Los vecinos trabajaban de forma mecánica mientras el sol ascendía en el cielo como haría alguien que quisiera embeberse en la tarea para olvidar algo y temiera que los recuerdos volverían si se paraba. Perrin llegó a la conclusión de que So Habor lo estaba haciendo desvariar. Aun así, pensó que tenía razón. El aire al otro lado de las murallas todavía parecía sombrío, como si hubiese una nube colgada sobre la ciudad.
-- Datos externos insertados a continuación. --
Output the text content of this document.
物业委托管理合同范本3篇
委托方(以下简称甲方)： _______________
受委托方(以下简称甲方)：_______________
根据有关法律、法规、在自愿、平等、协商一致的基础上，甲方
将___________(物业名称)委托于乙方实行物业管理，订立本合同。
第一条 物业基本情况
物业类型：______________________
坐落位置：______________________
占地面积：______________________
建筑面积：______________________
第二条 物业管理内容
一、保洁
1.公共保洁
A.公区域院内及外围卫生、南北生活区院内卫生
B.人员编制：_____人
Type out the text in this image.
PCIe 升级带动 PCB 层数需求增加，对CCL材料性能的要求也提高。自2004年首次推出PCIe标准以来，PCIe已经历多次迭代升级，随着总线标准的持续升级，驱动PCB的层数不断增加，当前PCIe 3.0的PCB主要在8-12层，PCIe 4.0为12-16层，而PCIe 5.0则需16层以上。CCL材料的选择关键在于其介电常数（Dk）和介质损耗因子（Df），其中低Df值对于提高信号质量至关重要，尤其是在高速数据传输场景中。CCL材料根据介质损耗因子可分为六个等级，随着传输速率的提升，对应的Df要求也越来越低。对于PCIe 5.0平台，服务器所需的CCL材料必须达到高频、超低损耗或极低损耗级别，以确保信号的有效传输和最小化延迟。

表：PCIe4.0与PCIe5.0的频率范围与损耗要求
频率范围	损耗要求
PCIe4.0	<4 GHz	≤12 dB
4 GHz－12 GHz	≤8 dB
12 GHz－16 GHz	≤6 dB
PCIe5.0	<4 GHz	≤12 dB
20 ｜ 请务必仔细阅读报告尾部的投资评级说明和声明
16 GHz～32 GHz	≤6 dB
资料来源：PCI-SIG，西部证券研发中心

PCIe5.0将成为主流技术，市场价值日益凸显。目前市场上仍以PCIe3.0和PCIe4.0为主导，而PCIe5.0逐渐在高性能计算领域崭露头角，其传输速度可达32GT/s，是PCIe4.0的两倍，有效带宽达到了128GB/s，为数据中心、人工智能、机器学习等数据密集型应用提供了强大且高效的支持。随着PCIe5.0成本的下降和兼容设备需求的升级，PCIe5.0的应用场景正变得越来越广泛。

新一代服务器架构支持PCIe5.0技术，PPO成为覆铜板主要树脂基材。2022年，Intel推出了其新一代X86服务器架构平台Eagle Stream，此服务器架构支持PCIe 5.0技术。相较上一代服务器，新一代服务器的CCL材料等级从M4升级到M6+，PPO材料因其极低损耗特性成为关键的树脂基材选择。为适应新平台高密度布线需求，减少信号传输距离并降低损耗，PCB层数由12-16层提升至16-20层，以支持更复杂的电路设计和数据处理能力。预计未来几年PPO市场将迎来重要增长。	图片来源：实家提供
Al mediodía, los conductores limpiaron trozos de nieve en la cuesta de la ribera para preparar lumbres y hacer té con hojas que ya se habían cocido tres veces o quizá cuatro. En la ciudad no había té para comprar. Algunos de los conductores miraron hacia los puentes como si se plantearan entrar en So Habor para ver si encontraban algo de comer. Una ojeada a la gente cubierta de mugre y barro que trabajaba con los cestos de aventar les hizo volver a sacar sus pequeñas bolsas de harina de avena y bellotas molidas. Al menos sabían que esa mezcla estaba limpia. Unos cuantos miraron los sacos cargados ya en los carros, pero las judías había que ponerlas en remojo y el grano pasarlo por los grandes molinillos que se habían quedado en el campamento, y eso después de que los cocineros apartaran tantos gorgojos como creyeran que los hombres no serían capaces de engullir.